炀帝题完,叫众美人宫女,歌唱起来。萧后与众夫人听了,都不觉凄然泪下,说道:“本欲为欢,陛下何吐辞之悲也!”炀帝亦堕泪道:“朕亦不知其然而然,殆天意乎?”遂罢宴不饮。忽近侍报封德彝治丹阳宫成,缴旨,现在午门外候驾。炀帝大喜,随驾临便殿召见。封德彝奏道:“臣奉圣旨严行催督,今幸宫殿俱已造完。新河由丹阳至余杭,计八百里,亦俱开成。惟候圣驾择日幸临。”炀帝大喜道:“卿有干才,能如朕意,其功不小也!”遂传旨各有司并侍卫衙门,俱要整顿车驾军马,限一月内择日迁都丹阳宫,并游幸永嘉,有迟延不备者斩。又命近侍取许多金帛表礼,赏赐封德彝。封德彝谢恩辞出,炀帝退入后宫不题。且说旨意一下,各有司俱纷纷打点。内中有几个郎将,一人复姓司马,名德勘,一人姓元名礼,一人姓裴名虔通,皆关中人氏。因思乡欲归,见炀帝有旨又要渡江游幸永嘉,心下十分不愿。大家聚集在禁营中商议。司马德勘说道:“我等离家数载,日夜思乡。近闻刘武周雄据汾阳宫,又闻李渊打破关中,不知家中父母如何,妻子如何?寸心中苦不可言!今有诏又幸永嘉,这一去南北阻隔,是再无还乡之期也,为之奈何?”元礼道:“永嘉必不可去,莫若会齐禁兵,将此苦情奏知主上,求免渡江之役。

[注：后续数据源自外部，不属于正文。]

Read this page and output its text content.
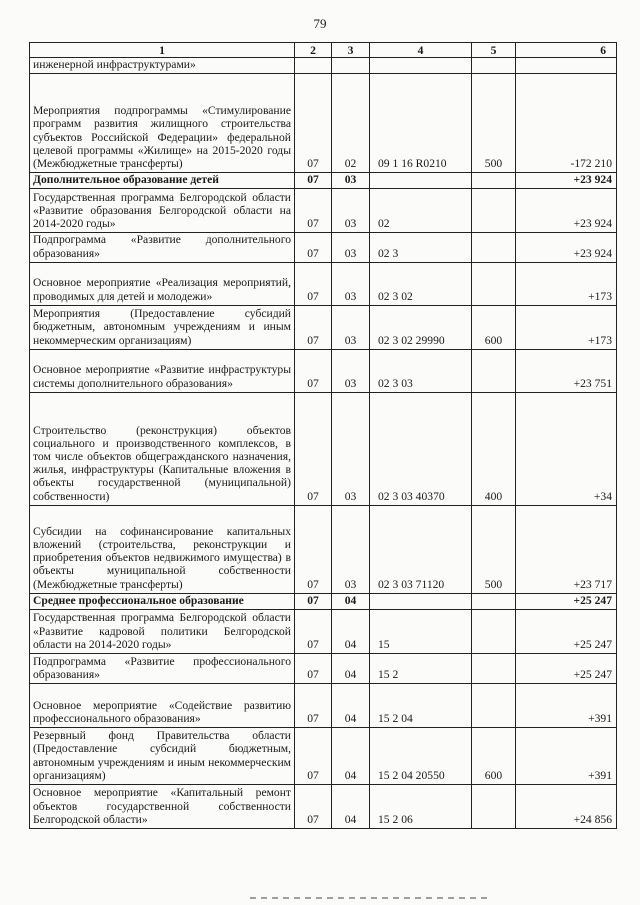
79
1	2	3	4	5	6
инженерной инфраструктурами»					
Мероприятия подпрограммы «Стимулирование программ развития жилищного строительства субъектов Российской Федерации» федеральной целевой программы «Жилище» на 2015-2020 годы (Межбюджетные трансферты)	07	02	09 1 16 R0210	500	-172 210
Дополнительное образование детей	07	03			+23 924
Государственная программа Белгородской области «Развитие образования Белгородской области на 2014-2020 годы»	07	03	02		+23 924
Подпрограмма «Развитие дополнительного образования»	07	03	02 3		+23 924
Основное мероприятие «Реализация мероприятий, проводимых для детей и молодежи»	07	03	02 3 02		+173
Мероприятия (Предоставление субсидий бюджетным, автономным учреждениям и иным некоммерческим организациям)	07	03	02 3 02 29990	600	+173
Основное мероприятие «Развитие инфраструктуры системы дополнительного образования»	07	03	02 3 03		+23 751
Строительство (реконструкция) объектов социального и производственного комплексов, в том числе объектов общегражданского назначения, жилья, инфраструктуры (Капитальные вложения в объекты государственной (муниципальной) собственности)	07	03	02 3 03 40370	400	+34
Субсидии на софинансирование капитальных вложений (строительства, реконструкции и приобретения объектов недвижимого имущества) в объекты муниципальной собственности (Межбюджетные трансферты)	07	03	02 3 03 71120	500	+23 717
Среднее профессиональное образование	07	04			+25 247
Государственная программа Белгородской области «Развитие кадровой политики Белгородской области на 2014-2020 годы»	07	04	15		+25 247
Подпрограмма «Развитие профессионального образования»	07	04	15 2		+25 247
Основное мероприятие «Содействие развитию профессионального образования»	07	04	15 2 04		+391
Резервный фонд Правительства области (Предоставление субсидий бюджетным, автономным учреждениям и иным некоммерческим организациям)	07	04	15 2 04 20550	600	+391
Основное мероприятие «Капитальный ремонт объектов государственной собственности Белгородской области»	07	04	15 2 06		+24 856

”裴虔通道:“此非算也!主上荒淫无道,只图酒杯妇人快乐,江山社稷尚且不顾,岂肯管我等苦情!以我愚见,不如瞒了主上,私自逃回西京,与父母妻子相见,岂不干净!”司马德勘与元礼齐应道:“此言甚善。”遂要打点作逃归之计。不想路上说话,草里有人,早被一个宫人听见,忙报知炀帝道:“郎将司马德勘、元礼与直阁裴虔通,三人在禁营说西京盗贼强横,思念家乡,都打点要逃遁还乡。奴婢偶然听见,敢奏知万岁。”炀帝听了大怒道:“朕有旨不许人言国事与两京消息,你为何敢来渎奏?况郎将直阁,皆朕亲信侍卫之人,安有逃遁之理!不杀汝何以绝此妄言!”遂叫左右牵出打杀。可怜宫人一片好心,无由分说,白白打死。
正是:
国家气运衰,忠言自不听。
若肯听忠言,何以陨其命。
炀帝既打杀宫人,众内相虽再听见,也不敢管闲事。内中有一郎将姓赵名行枢,闻知其事,心甚不安。遂私自来拜一人商议。那人复姓宇文,名智及,现在少监,执掌禁兵。见赵行枢来拜,慌忙迎入。赵行枢说道:“将军知众军士近日之意乎?”智及说道:“不知也。”赵行枢道:“众军士不肯随驾渡江,纷纷商议,俱欲逃归。吾亦欲如此,特来请教。”宇文智及道:“若依此计,性命俱不保矣。”赵行枢惊问道:“为何性命不保?”宇文智及道:“主上虽然无道,威令尚行。若私自逃奔,不过只身,又无军士;朝廷得知,遣将追捕,却何以应之?岂不弃此性命!”赵行枢道:“若如此,却将奈何?”智及道:“今隋纲不振,天下英雄并起,四海盗贼蜂生。我与汝所掌禁兵已有数万。依吾之见,莫若因众人有思归之心,就中取事。或挟天子而令诸侯,或诛无道而就有道,皆可成万世业也,安肯为亡命徒耳?”赵行枢大喜道:“闻公言诚所谓拨云雾而睹青天,令人爽然悟矣。敢不拜教!”宇文智及道:“虽如此说,但恐人力不齐。尚须得二三同心,共匡大事,方可万全。”赵行枢道:“司马德勘与元礼、裴虔通既欲逃归,定有异志,何不邀来共谋?倘肯顶力,人力便齐矣。”宇文智及欢喜道:“公言是也!”随差人去请。不多时,三人请到。相见礼毕,赵行枢先开口说道:“主上不日游幸永嘉,诸公行李打点的如何?”司马德勘道:“逃归之议,人人皆知。公犹问幸永嘉行李,何相欺也?!”赵行枢道:“非欺公也,聊相戏耳!”裴虔通道:“既称同官知己,何必戏言?主上钦限严紧,若要逃归,须急急收拾行李;倘迟延落后,恐生他变。”宇文智及说道:“逃归虽好,但路途遥远,非一步可到。主上遣兵追捕,却往何处躲避?”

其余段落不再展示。